SkeleTony said:
Volrath said:
Things like THACO and negative AC were moron repellents. D&D 3E started the decline.
Moron magnets is more like it. Designing a rules system to be counter-intuitive is not in itself bad(if there is some brilliant reasoning behind such). But making a game that is counter-intuitive, counter-logical, backwards, messy, cumbersome and just all around unnecessarily Rube Goldbergian YEARS after much better designs were published is bad. And maintaining such for a few DECADES just because the 'secure in their misery' kiddies are threatening to not buy a game we all know for certain they WILL buy(re: 3rd edition and 4th ed.) and get used to and eventually admit they were being idiots in their youth...well that is just madness.
I have heard a lot of gripes from the over 40 nostalgia guys in regards to 3rd ed. being the "decline" but one thing I have NEVER heard from a single one of them is an argument rooted in any understanding of game design. A lot of "They shouldn't have changed anything EVER!" but no "Here is why *THIS* worked better in 2nd ed...." arguments.
Telling.
Ok here's a reason. Well, sort of. I actually agree that 3rd edition is better for PnP. But I greatly preferred 2nd ed for crpgs, and not just because we had better games for it. The flaws of 3rd edition for crpg-ing are actually the things it improved for PnP. Classes in 3rd ed are much better balanced, in that they all start out in arm's reach of each other, and progress at roughly the same rate, so long as you include non-combat usefulness and versatility as 'power' (for bard, shadowdancer, etc). The system is far less harsh and classes are less important. You want a level in another class, you just take it - no fucking around with dual-classing and/or kits required.
2nd ed had flaws in PnP that were actually fun in crpgs.
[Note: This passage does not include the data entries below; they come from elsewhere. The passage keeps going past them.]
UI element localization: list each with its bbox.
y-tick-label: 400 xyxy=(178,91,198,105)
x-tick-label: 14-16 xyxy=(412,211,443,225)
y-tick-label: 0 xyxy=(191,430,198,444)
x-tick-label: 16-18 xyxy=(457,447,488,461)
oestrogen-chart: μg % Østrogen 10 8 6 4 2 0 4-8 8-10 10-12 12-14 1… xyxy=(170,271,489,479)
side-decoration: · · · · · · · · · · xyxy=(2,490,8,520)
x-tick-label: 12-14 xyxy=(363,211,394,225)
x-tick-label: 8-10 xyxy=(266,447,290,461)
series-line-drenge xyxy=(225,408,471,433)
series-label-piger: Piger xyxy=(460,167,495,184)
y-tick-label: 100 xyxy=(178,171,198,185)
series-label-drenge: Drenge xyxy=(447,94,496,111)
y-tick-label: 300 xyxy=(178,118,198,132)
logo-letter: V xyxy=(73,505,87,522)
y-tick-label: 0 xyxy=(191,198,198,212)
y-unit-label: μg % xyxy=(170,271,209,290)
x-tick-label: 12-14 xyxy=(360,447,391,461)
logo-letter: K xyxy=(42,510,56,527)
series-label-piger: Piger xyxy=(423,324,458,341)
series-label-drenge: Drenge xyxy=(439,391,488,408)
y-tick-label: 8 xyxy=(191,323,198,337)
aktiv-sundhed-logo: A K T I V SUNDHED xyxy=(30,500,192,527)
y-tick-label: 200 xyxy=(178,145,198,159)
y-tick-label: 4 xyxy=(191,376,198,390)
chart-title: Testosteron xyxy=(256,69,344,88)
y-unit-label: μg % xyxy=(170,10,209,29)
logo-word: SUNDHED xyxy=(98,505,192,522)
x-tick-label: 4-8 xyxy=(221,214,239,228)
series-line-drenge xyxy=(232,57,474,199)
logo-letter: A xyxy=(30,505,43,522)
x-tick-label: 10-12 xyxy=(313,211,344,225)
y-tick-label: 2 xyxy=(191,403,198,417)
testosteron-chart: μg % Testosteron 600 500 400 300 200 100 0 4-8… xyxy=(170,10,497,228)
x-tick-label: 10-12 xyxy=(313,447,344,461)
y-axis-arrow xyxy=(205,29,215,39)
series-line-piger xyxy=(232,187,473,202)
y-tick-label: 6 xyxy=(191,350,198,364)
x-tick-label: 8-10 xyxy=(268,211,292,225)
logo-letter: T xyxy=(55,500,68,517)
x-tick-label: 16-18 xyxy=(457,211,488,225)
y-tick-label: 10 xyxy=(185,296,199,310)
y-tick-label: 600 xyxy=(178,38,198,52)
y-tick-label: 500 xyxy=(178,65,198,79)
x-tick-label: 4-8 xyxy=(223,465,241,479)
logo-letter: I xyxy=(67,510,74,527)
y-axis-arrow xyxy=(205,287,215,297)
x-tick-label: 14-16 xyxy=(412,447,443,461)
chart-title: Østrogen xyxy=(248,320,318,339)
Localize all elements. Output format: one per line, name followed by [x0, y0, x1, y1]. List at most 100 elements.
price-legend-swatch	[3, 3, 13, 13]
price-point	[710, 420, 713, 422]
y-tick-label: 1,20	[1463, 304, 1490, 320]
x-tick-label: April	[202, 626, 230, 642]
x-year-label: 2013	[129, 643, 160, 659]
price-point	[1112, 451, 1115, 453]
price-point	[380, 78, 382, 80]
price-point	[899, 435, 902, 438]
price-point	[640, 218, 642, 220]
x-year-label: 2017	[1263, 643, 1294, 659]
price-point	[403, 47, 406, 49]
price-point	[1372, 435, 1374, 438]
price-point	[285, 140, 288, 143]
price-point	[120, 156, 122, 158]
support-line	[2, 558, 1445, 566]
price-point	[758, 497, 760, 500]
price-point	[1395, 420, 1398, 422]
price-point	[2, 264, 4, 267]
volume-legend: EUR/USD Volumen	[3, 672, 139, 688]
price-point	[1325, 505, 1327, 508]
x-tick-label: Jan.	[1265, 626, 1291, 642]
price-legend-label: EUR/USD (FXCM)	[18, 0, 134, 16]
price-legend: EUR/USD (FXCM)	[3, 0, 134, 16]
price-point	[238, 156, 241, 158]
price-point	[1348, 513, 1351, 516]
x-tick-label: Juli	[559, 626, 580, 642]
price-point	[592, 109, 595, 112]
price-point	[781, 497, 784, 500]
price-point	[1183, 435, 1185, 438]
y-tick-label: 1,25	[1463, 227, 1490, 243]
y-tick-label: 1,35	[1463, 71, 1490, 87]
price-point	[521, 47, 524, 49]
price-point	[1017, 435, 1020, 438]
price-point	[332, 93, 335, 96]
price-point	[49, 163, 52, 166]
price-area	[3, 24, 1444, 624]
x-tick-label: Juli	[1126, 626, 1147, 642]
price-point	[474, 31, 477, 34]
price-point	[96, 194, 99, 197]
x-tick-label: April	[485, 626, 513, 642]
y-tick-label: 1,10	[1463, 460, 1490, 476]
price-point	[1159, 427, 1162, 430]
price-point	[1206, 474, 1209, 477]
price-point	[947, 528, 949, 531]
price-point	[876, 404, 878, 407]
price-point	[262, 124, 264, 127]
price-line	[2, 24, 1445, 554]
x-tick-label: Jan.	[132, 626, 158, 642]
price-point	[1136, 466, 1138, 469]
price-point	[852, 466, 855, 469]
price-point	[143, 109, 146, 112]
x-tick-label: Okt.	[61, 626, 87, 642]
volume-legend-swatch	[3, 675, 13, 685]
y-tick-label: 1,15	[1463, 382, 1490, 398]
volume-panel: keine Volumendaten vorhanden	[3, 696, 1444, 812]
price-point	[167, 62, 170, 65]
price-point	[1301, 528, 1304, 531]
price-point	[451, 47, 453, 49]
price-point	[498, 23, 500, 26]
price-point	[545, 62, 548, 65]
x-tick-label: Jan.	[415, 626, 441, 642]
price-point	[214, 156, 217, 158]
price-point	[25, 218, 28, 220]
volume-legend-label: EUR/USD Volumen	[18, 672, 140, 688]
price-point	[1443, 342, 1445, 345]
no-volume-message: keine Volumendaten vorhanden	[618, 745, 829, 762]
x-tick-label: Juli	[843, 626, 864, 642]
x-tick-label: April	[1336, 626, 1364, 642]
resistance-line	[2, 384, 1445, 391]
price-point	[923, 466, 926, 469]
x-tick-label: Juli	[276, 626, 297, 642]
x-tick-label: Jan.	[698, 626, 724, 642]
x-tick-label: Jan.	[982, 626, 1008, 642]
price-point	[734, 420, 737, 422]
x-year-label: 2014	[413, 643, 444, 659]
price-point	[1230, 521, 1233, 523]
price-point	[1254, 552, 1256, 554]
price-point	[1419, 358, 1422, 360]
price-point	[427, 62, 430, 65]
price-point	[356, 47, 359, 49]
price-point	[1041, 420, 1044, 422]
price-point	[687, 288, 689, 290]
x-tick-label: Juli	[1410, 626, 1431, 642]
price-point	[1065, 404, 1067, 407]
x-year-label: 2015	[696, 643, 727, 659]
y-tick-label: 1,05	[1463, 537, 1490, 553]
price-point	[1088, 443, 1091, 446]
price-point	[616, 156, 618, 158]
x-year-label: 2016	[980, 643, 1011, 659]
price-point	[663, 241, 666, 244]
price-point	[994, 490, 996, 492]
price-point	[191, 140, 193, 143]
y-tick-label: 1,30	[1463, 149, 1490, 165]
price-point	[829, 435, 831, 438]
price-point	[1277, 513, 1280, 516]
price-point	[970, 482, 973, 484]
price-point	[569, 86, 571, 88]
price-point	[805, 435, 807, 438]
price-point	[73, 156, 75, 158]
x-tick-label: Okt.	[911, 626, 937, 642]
For example, magic-users (mages especially) were so incredibly weak early on that a level 1 wizard had a 50% statistical chance of losing to a housecat, assuming the wizard has the best spell selection memorised and good stats, but later they grew into teh fuck-off powerhouse. Same for dual-classing: you'd be taking a big hit to your character's abilities for a long time, that would be traded for late-game uberness - and the more late-game uberness you wanted, the longer your character would be gimped. You could have a kensai-wizard, or fighter-wizard that has the SAME number of spells as a pure wizard in BG2, while having hefty fighting skills if you timed your class-switching right (as the way the levels worked you could get about 9 levels of fighter, from memory, using only the exp between the exp cap and the wizard level one below the cap).
Now in PnP that is just shit design - a player is gimped out of the action for your first 6 months of gaming, then becomes overpowered and ruins the encounters for everyone else forever after that. BUT in crpgs, it was one of the more fun aspects of party management. It became a strategic decision about what balance of 'useful-now' and 'useful-later' you went for. E.g. timing you dual-classing right so that you always have a thief and a mage active, but still giving all your thieves fighter or mage dual-classes, and all your mages fighter or thief classes. If really powergaming you'd start out with a set of characters all in their OPPOSITE classes to what will be their eventual mains. But if the game was at a decent difficulty, that shouldn't be possible - instead you'd be making hard choices about how much early survivability you can AFFORD to trade for later power.
Also, for some reason, the greater emphasis on class seemed to make party-development and party-selection strategy more interesting in crpgs, whereas in PnP, where each player has one and only one character, it just makes the game more limiting.
I also liked, for crpg-with-reload purposes the sheer insanity of some spells that got scaled back in 3rd edition so they could actually be used in PnP without someone having a heart-attack: 'wish' I'm looking at you
Some of the monsters were eviller in more interesting ways - again, all in ways that were impractical in PnP where death is not just a quickload away from fixing - slimes that turned what they hit into more slimes, that kind of thing.
I know that isn't exactly a treatise, but does it satisfy you for why someone might preer 2nd ed for reasons other than 'don't change anything ever'. Again, I agree that later editions are better for PnP, so we aren't in complete disagreement.